Even when a death is expected and a person is well supported, Carr says, almost everyone who loses a longtime partner will experience a significant increase in depressive symptoms and loneliness that can last for years.

"This is a person you share a home with," said Dawn Carr of Florida State University. "And it's their main source, especially in old age, of social engagement. And then you go from having one person you talk to about everything to having no one there, and hopefully that's going to be your mental health and make you feel less connected."

Grief seems to be especially men and younger widowers.

A recent study that looked at the health of nearly one million Danish adults over the age of 65 found that men who lost their spouse were more likely to die over the next year compared to those who didn't. The bond was strongest for those who were widowed at a younger age. Men between the ages of 65 and 70 who lost their spouse were about 70% more likely to die in the following year, while women in that age group had a 27% higher risk of death. Surviving spouses age 85 and older, on the other hand, were not at increased risk.

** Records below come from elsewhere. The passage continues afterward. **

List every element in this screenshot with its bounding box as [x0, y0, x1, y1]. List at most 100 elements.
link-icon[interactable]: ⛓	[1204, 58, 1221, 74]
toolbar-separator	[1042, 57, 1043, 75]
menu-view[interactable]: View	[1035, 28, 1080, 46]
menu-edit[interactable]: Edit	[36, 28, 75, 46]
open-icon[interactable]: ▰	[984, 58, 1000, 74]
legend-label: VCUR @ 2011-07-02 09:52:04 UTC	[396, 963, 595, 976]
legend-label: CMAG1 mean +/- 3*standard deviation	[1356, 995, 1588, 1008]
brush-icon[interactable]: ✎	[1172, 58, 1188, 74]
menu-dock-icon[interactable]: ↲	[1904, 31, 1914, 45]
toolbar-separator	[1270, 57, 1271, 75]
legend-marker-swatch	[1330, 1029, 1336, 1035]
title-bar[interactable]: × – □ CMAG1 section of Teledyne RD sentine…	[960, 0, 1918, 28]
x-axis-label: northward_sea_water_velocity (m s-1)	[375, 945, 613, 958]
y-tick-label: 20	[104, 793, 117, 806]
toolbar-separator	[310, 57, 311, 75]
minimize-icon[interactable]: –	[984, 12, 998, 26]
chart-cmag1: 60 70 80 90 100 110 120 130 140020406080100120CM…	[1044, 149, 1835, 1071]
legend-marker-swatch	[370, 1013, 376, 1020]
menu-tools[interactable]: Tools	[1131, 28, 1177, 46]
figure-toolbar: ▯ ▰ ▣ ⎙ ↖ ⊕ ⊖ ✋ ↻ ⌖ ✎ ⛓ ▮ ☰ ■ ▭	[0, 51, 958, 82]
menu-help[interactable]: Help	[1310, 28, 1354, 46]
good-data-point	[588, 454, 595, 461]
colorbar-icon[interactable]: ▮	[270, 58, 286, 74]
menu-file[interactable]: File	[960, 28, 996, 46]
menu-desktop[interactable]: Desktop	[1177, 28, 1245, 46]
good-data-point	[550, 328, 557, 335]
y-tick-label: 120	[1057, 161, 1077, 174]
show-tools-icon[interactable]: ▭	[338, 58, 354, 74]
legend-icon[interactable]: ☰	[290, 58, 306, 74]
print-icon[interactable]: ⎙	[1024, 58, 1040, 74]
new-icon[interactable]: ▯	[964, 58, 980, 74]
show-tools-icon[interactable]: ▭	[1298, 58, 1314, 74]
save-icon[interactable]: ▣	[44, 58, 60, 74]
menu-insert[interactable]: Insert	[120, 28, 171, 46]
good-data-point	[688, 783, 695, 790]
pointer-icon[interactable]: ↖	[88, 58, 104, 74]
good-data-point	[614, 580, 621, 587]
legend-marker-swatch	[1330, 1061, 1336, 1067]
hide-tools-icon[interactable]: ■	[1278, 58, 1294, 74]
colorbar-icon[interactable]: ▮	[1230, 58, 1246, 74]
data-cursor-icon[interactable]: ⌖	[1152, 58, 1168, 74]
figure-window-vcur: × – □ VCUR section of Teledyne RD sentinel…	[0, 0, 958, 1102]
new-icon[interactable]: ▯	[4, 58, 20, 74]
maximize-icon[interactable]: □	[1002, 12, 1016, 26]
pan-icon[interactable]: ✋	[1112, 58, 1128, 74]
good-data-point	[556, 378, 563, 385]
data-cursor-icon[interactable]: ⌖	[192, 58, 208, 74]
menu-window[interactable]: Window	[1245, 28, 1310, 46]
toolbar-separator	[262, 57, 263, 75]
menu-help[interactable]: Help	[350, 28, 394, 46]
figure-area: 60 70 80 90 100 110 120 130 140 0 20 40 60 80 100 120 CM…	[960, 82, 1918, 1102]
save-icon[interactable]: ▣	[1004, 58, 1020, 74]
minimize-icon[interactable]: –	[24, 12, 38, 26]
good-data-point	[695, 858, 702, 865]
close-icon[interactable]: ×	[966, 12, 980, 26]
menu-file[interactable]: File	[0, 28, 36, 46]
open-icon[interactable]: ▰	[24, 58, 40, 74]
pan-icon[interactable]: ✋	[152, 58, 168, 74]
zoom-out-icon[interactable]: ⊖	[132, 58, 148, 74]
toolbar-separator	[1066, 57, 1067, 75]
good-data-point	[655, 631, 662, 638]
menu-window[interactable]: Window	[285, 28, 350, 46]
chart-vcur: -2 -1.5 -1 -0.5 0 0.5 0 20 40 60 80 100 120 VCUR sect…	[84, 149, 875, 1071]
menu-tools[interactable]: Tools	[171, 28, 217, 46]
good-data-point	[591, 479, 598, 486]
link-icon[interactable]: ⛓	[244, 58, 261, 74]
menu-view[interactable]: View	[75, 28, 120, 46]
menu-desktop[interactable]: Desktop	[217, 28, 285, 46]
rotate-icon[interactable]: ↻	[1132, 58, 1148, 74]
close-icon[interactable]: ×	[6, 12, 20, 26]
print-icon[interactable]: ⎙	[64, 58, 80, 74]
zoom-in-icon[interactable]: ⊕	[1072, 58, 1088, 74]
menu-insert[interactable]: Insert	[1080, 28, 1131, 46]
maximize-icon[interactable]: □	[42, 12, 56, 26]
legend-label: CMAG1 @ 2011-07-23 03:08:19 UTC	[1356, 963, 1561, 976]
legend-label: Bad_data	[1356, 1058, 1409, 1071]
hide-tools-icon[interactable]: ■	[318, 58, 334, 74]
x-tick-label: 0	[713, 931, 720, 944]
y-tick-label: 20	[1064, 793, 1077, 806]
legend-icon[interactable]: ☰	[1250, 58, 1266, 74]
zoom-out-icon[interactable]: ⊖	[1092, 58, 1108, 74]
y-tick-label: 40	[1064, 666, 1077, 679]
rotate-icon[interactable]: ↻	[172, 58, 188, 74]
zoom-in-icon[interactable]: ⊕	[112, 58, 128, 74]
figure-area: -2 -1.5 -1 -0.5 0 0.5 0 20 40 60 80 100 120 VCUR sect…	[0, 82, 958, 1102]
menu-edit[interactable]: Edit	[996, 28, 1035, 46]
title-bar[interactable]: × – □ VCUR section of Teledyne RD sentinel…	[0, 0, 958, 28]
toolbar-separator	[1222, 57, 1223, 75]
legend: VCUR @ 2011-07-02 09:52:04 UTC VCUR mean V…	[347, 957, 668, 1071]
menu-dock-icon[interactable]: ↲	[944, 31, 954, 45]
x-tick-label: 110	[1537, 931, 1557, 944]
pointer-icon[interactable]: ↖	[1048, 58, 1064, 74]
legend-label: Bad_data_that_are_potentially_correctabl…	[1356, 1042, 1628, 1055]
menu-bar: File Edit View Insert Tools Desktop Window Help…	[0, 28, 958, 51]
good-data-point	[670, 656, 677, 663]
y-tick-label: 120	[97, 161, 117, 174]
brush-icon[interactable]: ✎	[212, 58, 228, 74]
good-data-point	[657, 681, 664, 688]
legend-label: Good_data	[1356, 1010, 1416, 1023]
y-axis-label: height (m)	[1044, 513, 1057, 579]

Men tend to have worse outcomes than women after their spouse's death, says Deborah Carr, because many lose the person who cooks for them and reminds them to go to the doctor and take medication. This is particularly true for older generations.

It can also be exhausting to be a full-time caregiver for your spouse. Many people who do the work of lifting, bathing and feeding a disabled spouse often find that they collapse after that person dies, said Boston University's Carr.

"If you were a particular caregiver, your physical health is especially vulnerable," she said.

Caregivers often set aside their own needs to care for a dying spouse and then catch up.

"They don't go to the doctor, and when their spouse finally dies, that's when they often see a big breakdown in their health. It's something that's been building up for a long time," Carr said.